To the now happily relevant question Where were you when America voted for its first black president?, a roomful of music lovers can say they were at the Blue Note in Greenwich Village, as the politically fueled Liberation Music Orchestra was smack dab in the middle of its late set. Word came to the bandstand via pianist Allan Broadbent (subbing for the unfortunately absent pianist-arranger-mastermind Carla Bley), who passed it on to bassist-leader Charlie Haden, who ignited an ecstatic and extended roar of applause in the crowd and onstage. “I’m so happy,” effused Haden. “Now I don’t have to wake up depressed every day. Now it’s time for ‘Amazing Grace.'” Via Bley’s bittersweet reworking (does any arranger do bittersweet better?), “Amazing Grace” sounded amazing in a whole new way, heard at the dawn of a hopeful, entirely new era.

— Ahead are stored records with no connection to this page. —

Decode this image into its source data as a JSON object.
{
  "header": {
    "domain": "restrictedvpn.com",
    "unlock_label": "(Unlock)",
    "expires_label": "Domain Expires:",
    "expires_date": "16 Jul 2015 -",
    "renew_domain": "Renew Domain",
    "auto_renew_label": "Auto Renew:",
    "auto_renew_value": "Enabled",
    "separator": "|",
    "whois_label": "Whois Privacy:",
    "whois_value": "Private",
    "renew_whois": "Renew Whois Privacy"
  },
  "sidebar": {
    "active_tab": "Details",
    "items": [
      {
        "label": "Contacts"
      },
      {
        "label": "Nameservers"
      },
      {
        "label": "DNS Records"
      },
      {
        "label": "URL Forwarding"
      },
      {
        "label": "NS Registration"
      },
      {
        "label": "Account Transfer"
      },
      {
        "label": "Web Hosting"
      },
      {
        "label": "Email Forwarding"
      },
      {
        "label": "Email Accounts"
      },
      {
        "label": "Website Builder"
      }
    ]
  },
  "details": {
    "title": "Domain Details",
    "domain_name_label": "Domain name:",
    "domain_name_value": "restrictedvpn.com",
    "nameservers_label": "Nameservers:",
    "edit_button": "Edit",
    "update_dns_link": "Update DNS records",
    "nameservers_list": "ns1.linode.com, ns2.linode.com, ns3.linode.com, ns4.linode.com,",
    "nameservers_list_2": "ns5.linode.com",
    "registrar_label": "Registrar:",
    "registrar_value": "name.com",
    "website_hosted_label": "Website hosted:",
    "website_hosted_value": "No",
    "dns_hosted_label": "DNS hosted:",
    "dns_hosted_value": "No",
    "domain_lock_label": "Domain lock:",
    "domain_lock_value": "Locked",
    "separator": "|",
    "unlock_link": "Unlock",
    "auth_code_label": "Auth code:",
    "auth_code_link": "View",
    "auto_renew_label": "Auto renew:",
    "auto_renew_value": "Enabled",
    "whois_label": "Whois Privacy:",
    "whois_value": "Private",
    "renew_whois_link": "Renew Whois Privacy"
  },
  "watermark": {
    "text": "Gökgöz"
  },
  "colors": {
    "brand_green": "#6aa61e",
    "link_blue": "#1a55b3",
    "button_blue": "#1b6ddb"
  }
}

Premiered in the summer of 2004 and not released on a Verve recording until 2005, the American Dream-turned-nightmare bent of the LMO project known as Not in Our Name was cooked up by Haden and his all-important arranger and co-conspirator Bley before the last election. Haden sadly recalls performing the songbook at the Village Vanguard on election night four years ago, as Bush’s win deflated hopes far and wide. Cut to election night 2008, though, and the NYC club in question was a house of bliss. The band’s strategically booked election-night gig, capping off a U.S. tour of the music, took the message on the campaign trail, as it were. Did the tour have any effect on the proverbial “undecided” demographic? Hard to know, but it’s fair to say that the band’s efforts have won some new votes of support for the band itself.